Пока же, для прохождения стадии гусеницы, я начал работать анестезиологом-реаниматологом в больнице одного северо-западного немецкого городишка. Город был тихим и небольшим, по московским меркам. Обойти его можно было за час. Если растягивать удовольствие, кушая по дороге мороженое и читая все таблички на домах о принимающих адвокатах, советниках по налогам и врачах - за два. Но больница была внушительная, районного масштаба. И в ней занимались практически всеми макро- и микропроблемами организма, доступными для выявления качественными немецкими приборами и точной немецкой лабораторией. Не было только кардио- и нейрохирургии. Как любая работа в Германии, работа врача представляет собой конвейер. Но хорошо налаженный и обеспеченный. И, как ни странно, работа на таком конвейере своей высокой эффективностью существенно повышает самооценку на определённом этапе развития человека. У меня был как раз такой этап и гусеница, подпитываемая сознанием собственной важности и умелости, развивалась очень успешно. Она толстела, в комфортных условиях оттачивала трудовые навыки, учила язык и в свободное от радостного труда время потребляла благотворно воздействующее на весь организм и на лимбическую систему добротное пиво и познавала окружающий мир с доступной ей высоты. Окружающий мир радовал предсказуемостью, сравнимой с графиком отливов и приливов, который знает наизусть любой житель любого приморского города. Упорядоченность, возведённая в ранг закона, была во всем - расписании движения автобусов, воскресных прогулок соседей, открытия магазинов, уборки улиц. Изредка, конечно, случались сбои. Человеческая жизнь, даже немецкая, пока далека от совершенства космических циклов. Кто-то внезапно заболевал, где-то случался пожар или авария и тогда размеренный статус города нарушал тревожный и чуждый вой сирены. Город бросал нужные силы на устранение деструкции, восстановление заведённого порядка и расписания, трудолюбивые немецкие пчёлы в красивой униформе пожарных, врачей, полицейских или рабочих выстраивали повреждённые ячейки местной кристаллической решетки мироздания, сирена смолкала и вскоре жизнь текла, как и прежде, степенно и величаво, как Рейн в районе Майнца.
Немецкая реальность нравилась мне, пожалуй, больше всех предыдущих.
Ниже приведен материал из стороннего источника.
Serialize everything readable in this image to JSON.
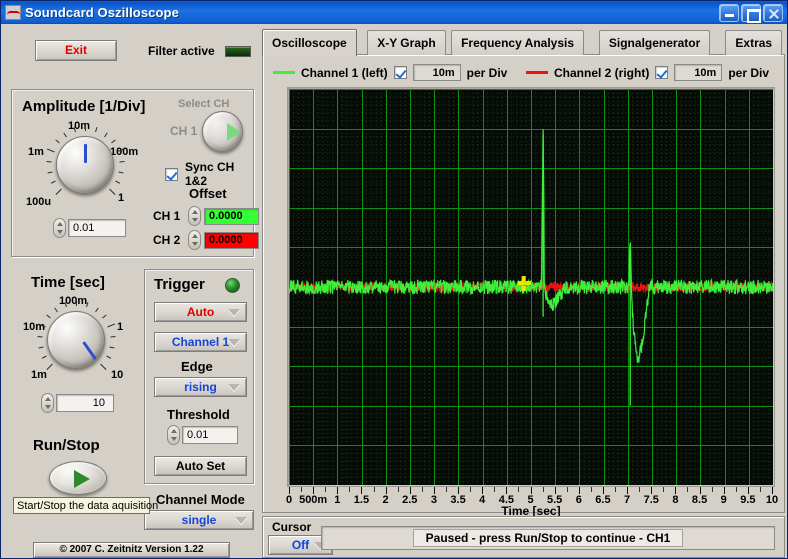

Внешний порядок очень способствовал установлению внутреннего порядка. Очутившись в Германии, в данности, отличной от российской, вдруг понимаешь, что существует, оказывается, нормальная жизнь с нормальными закономерностями. Гусеницам открываются заманчивые и, самое главное, хорошо предсказуемые перспективы. Они понимают, что деревьев и кустов хватит на всех, пусть не элитных сортов, но обычной, средней калорийности, и их счастливая насекомая старость обеспечена. Есть, конечно, определённые проблемы, но алгоритмы их решения тоже изучены и налажены. В этом ключе я и обживался, старательно работая, как и положено настоящему немцу. В свободное время я ездил по Германии, заезжал тройку раз к родственникам в других городах и общался с немцами. Последнее, учитывая, что я приехал в Германию совершенно один, не только доставляло мне удовольствие, но и было жизненной необходимостью, особенно на первых порах. Моя не очень коммуникабельная натура, перемещенная в чуждое по рождению, воспитанию, устройству и языку государство и испытывавшая в начале сильный дискомфорт и фрустрации, сумела-таки мобилизоваться и найти удовольствие от общения с немцами. Этому немало способствовало положительное и внимательное отношение большинства их ко мне, за что я очень благодарен им до сих пор, особенно Аньес и Штефи. Я, конечно, тешу себя надеждой, что и они с положительным настроем (а Аньес и Штефи с чуть учащенным сердцебиением) вспоминают время, проведённое со мной. Но это уже неважно. Новая реальность часто стирает своим ластиком старые дорожки и путает след. Оглядываешься назад, и понимаешь, что иногда бывает трудно рассмотреть прошлое через тот бурелом, который ты прошёл по дороге из одной реальности в другую. Оно было, это светлое прошлое, но сделало своё светлое дело и прошло. Кстати, в Германии я понял одну истину. Женщина в Германии такая же женщина, как и у нас. Она всегда даст больше, чем её просят. И в хорошем и в плохом. Это её неотъемлемое свойство.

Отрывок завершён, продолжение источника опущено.